Snow peas are just now forming - the spring has been a little late for them. It's unusual for the snow peas to be in flower when the blackberries are already forming on the vines. What a berry crop this year! Last year because of the drought there we so few that we had none to give away. This year will be very different - assuming the storm on the horizon does no damage.

The Muskogee Garden Club's Centennial Garden Tour is coming up June 9 and 10 so yesterday I planted a few hundred little pots of things for the plant sale. If they all come up and survive, there will be purple majesty millet, amaranth, rose campion, sunflowers, summer squash, loofah sponge vines, and a few other odds and ends.

So you want a big dramatic planting pot but don't want it to weigh a ton? Check this out.

The orange disk inside the tall flower pot is an Ups-a- Daisy planter insert. It's a circle of plastic that is designed to fill in the bottom of large planting containers.

The Ups a Daisy already has drainage holes in it. Just insert the disk and put a potted plant on top. The pot in the photo already had three small bump-outs in it for a pot to sit on. The Ups-a-Daisy is a definite improvement over filling the bottom of the big pots with Styrofoam peanuts which is the customary method of filling them up high enough to put a plant in them.

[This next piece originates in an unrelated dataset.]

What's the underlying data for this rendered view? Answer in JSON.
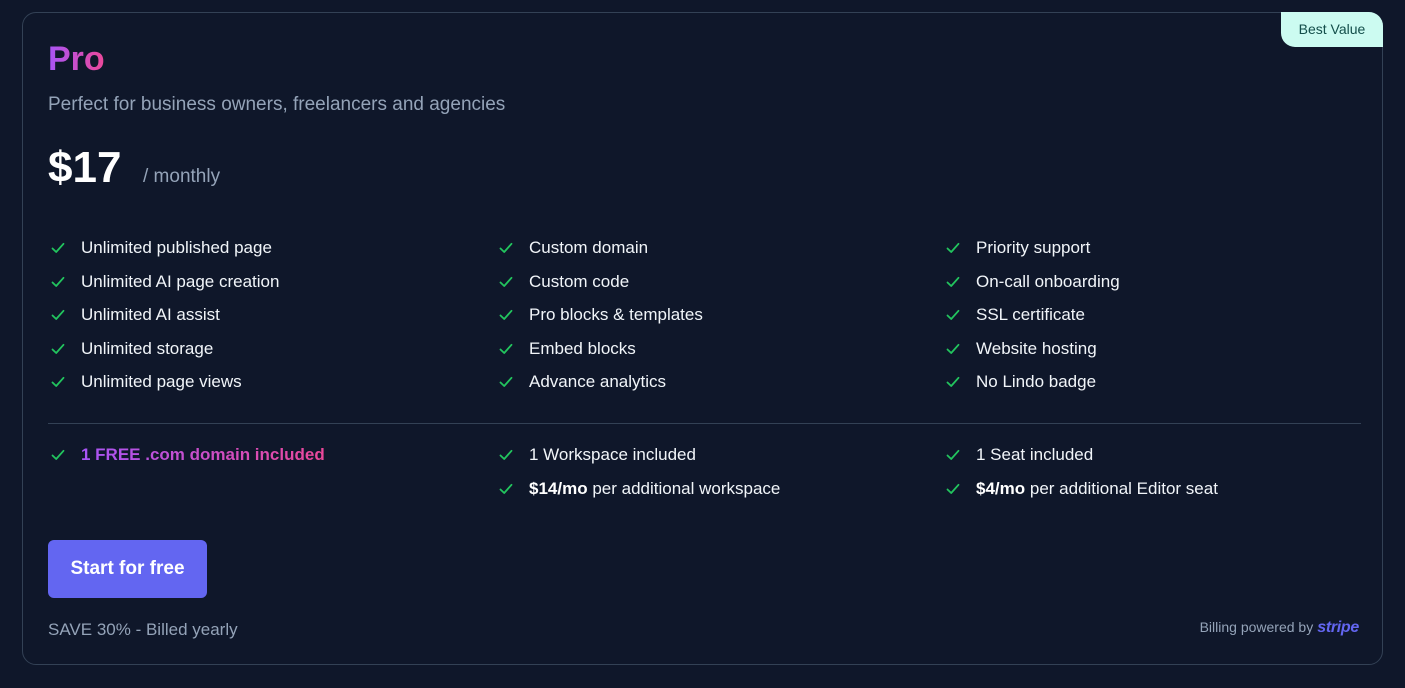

Ups-a-Daisy comes in 9 sizes from 12-inches to 18-inches. They are designed to fit half way or two-thirds of the way inside a tapered sided planter. The 10-inch is $4.99 and the 18-inch is $12.99 (cheaper than potting soil? maybe). The manufacturer Klanga, Inc. in Spring Grove Illinois makes them out of recycled plastic.
Westlake Ace Hardware and Southwood Nursery in Tulsa both sell them.

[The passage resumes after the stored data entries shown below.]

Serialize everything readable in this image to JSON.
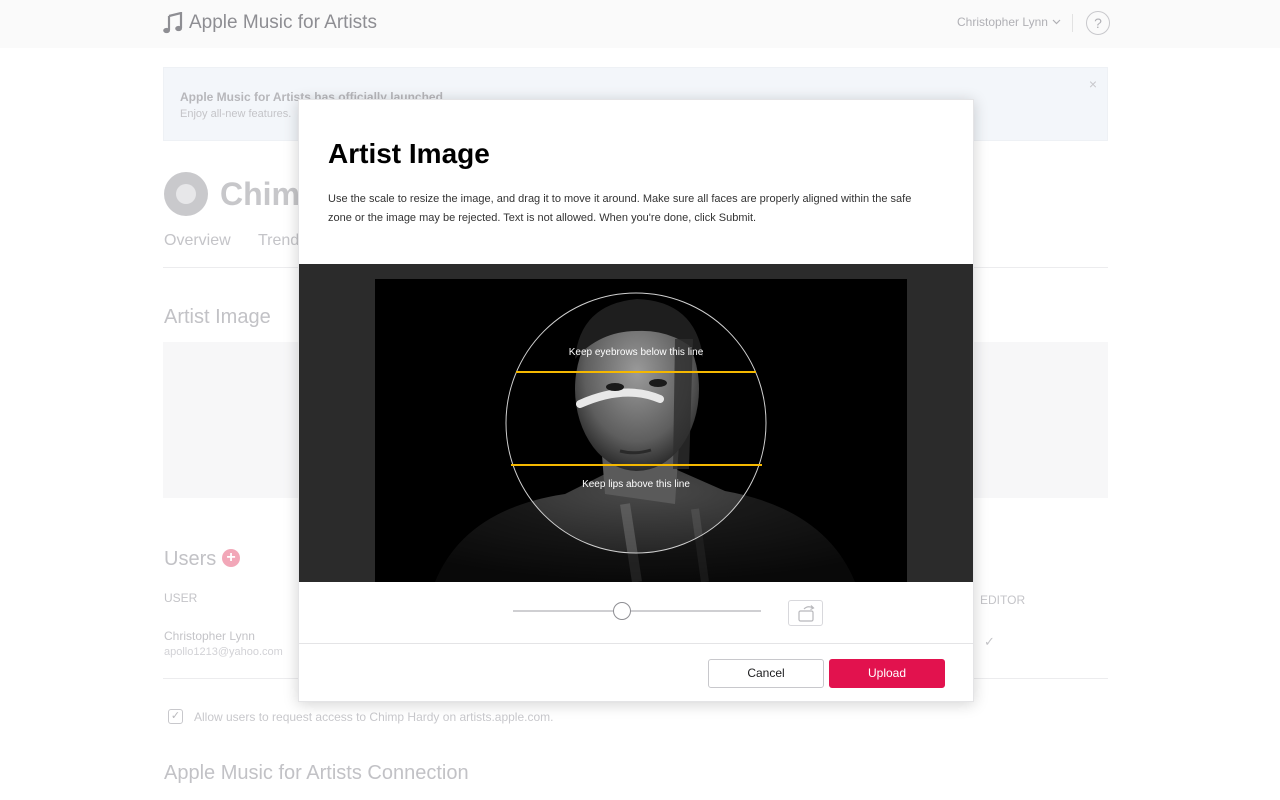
{
  "app": {
    "title": "Apple Music for Artists",
    "user_name": "Christopher Lynn",
    "help_label": "?"
  },
  "banner": {
    "title": "Apple Music for Artists has officially launched.",
    "subtitle": "Enjoy all-new features.",
    "close_label": "×"
  },
  "artist": {
    "name": "Chimp Hardy",
    "tabs": [
      "Overview",
      "Trends"
    ]
  },
  "sections": {
    "artist_image": "Artist Image",
    "users": "Users",
    "users_add_label": "+",
    "connection": "Apple Music for Artists Connection"
  },
  "users_table": {
    "col_user": "USER",
    "col_editor": "EDITOR",
    "rows": [
      {
        "name": "Christopher Lynn",
        "email": "apollo1213@yahoo.com",
        "editor": "✓"
      }
    ]
  },
  "allow_request": {
    "checked_glyph": "✓",
    "label": "Allow users to request access to Chimp Hardy on artists.apple.com."
  },
  "modal": {
    "title": "Artist Image",
    "description": "Use the scale to resize the image, and drag it to move it around. Make sure all faces are properly aligned within the safe zone or the image may be rejected. Text is not allowed. When you're done, click Submit.",
    "hint_top": "Keep eyebrows below this line",
    "hint_bottom": "Keep lips above this line",
    "zoom_level": 0.44,
    "cancel_label": "Cancel",
    "upload_label": "Upload",
    "rotate_icon": "rotate-icon"
  },
  "colors": {
    "accent": "#e2124e",
    "guide_line": "#f5b800"
  }
}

Today is the 300th birthday of Linnaeus whose name was actually Carol von Linne. This is the Swedish physician who invented our system of categorizing and naming plant families.

Before he completed his degree, the university encouraged him to travel to Lapland and record all the plants he found there. In order to sort out all the plants, he designed the system we now use. While in graduate school he also became the curator of a private botanical garden.
Linne became a professor at Uppsula University where he oversaw the restoration of the University gardens.
He continued his work as a physician at the same time and was the doctor to the Swedish royal family.
The Linnean Society of London holds many of his paper and their website has fascinating items in the Links section. The weblinks are there for nature sites, more Linnaeus sites, herbariums, etc.